³ Department of Biochemistry, Vanderbilt University School of Medicine Nashville TN 37232 USA.
⁴ Department of Chemistry, Vanderbilt University Nashville TN 37232 USA.
⁵ Department of Chemical and Biomolecular Engineering, University of Illinois at Urbana-Champaign Urbana IL 61801 USA [email protected].
⁶ Department of Bioengineering, University of Illinois at Urbana-Champaign Urbana IL 61801 USA.

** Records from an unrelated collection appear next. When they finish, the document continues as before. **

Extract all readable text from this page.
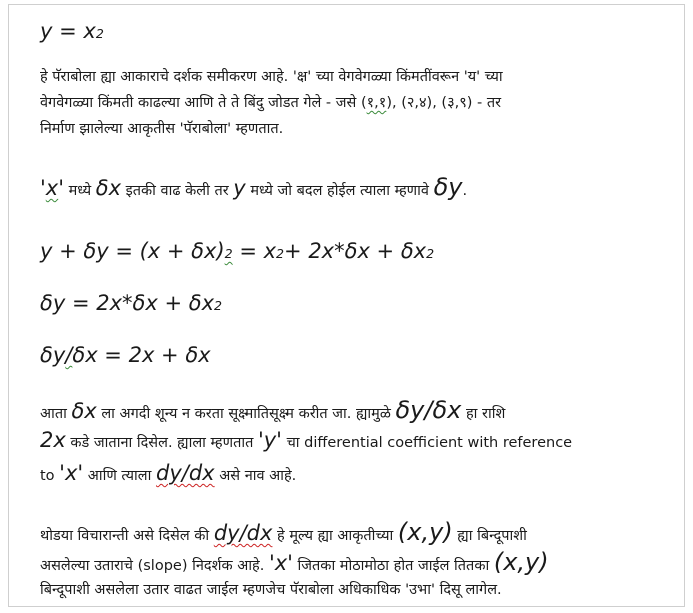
$y = x^2$
हे पॅराबोला ह्या आकाराचे दर्शक समीकरण आहे. 'क्ष' च्या वेगवेगळ्या किंमतींवरून 'य' च्या
वेगवेगळ्या किंमती काढल्या आणि ते ते बिंदु जोडत गेले - जसे (१,१), (२,४), (३,९) - तर
निर्माण झालेल्या आकृतीस 'पॅराबोला' म्हणतात.
'x' मध्ये δx इतकी वाढ केली तर y मध्ये जो बदल होईल त्याला म्हणावे δy.
$y + \delta y = (x + \delta x)^2 = x^2+ 2x*\delta x + \delta x^2$
$\delta y = 2x*\delta x + \delta x^2$
δy/δx = 2x + δx
आता δx ला अगदी शून्य न करता सूक्ष्मातिसूक्ष्म करीत जा. ह्यामुळे δy/δx हा राशि
2x कडे जाताना दिसेल. ह्याला म्हणतात 'y' चा differential coefficient with reference
to 'x' आणि त्याला dy/dx असे नाव आहे.
थोडया विचारान्ती असे दिसेल की dy/dx हे मूल्य ह्या आकृतीच्या (x,y) ह्या बिन्दूपाशी
असलेल्या उताराचे (slope) निदर्शक आहे. 'x' जितका मोठामोठा होत जाईल तितका (x,y)
बिन्दूपाशी असलेला उतार वाढत जाईल म्हणजेच पॅराबोला अधिकाधिक 'उभा' दिसू लागेल.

⁷ Department of Chemistry, University of Illinois at Urbana-Chamapaign Urbana IL 61801 USA.

Abstract

Ribosomally synthesized and post-translationally modified peptide (RiPP) biosynthetic enzymes often exhibit promiscuous substrate preferences that cannot be reduced to simple rules. Large language models are promising tools for predicting the specificity of RiPP biosynthetic enzymes. However, state-of-the-art protein language models are trained on relatively few peptide sequences. A previous study comprehensively profiled the peptide substrate preferences of LazBF (a two-component serine dehydratase) and LazDEF (a three-component azole synthetase) from the lactazole biosynthetic pathway. We demonstrated that masked language modeling of LazBF substrate preferences produced language model embeddings that improved downstream prediction of both LazBF and LazDEF substrates. Similarly, masked language modeling of LazDEF substrate preferences produced embeddings that improved prediction of both LazBF and LazDEF substrates. Our results suggest that the models learned functional forms that are transferable between distinct enzymatic transformations that act within the same biosynthetic pathway. We found that a single high-quality data set of substrates and non-substrates for a RiPP biosynthetic enzyme improved substrate prediction for distinct enzymes in data-scarce scenarios. We then fine-tuned models on each data set and showed that the fine-tuned models provided interpretable insight that we anticipate will facilitate the design of substrate libraries that are compatible with desired RiPP biosynthetic pathways.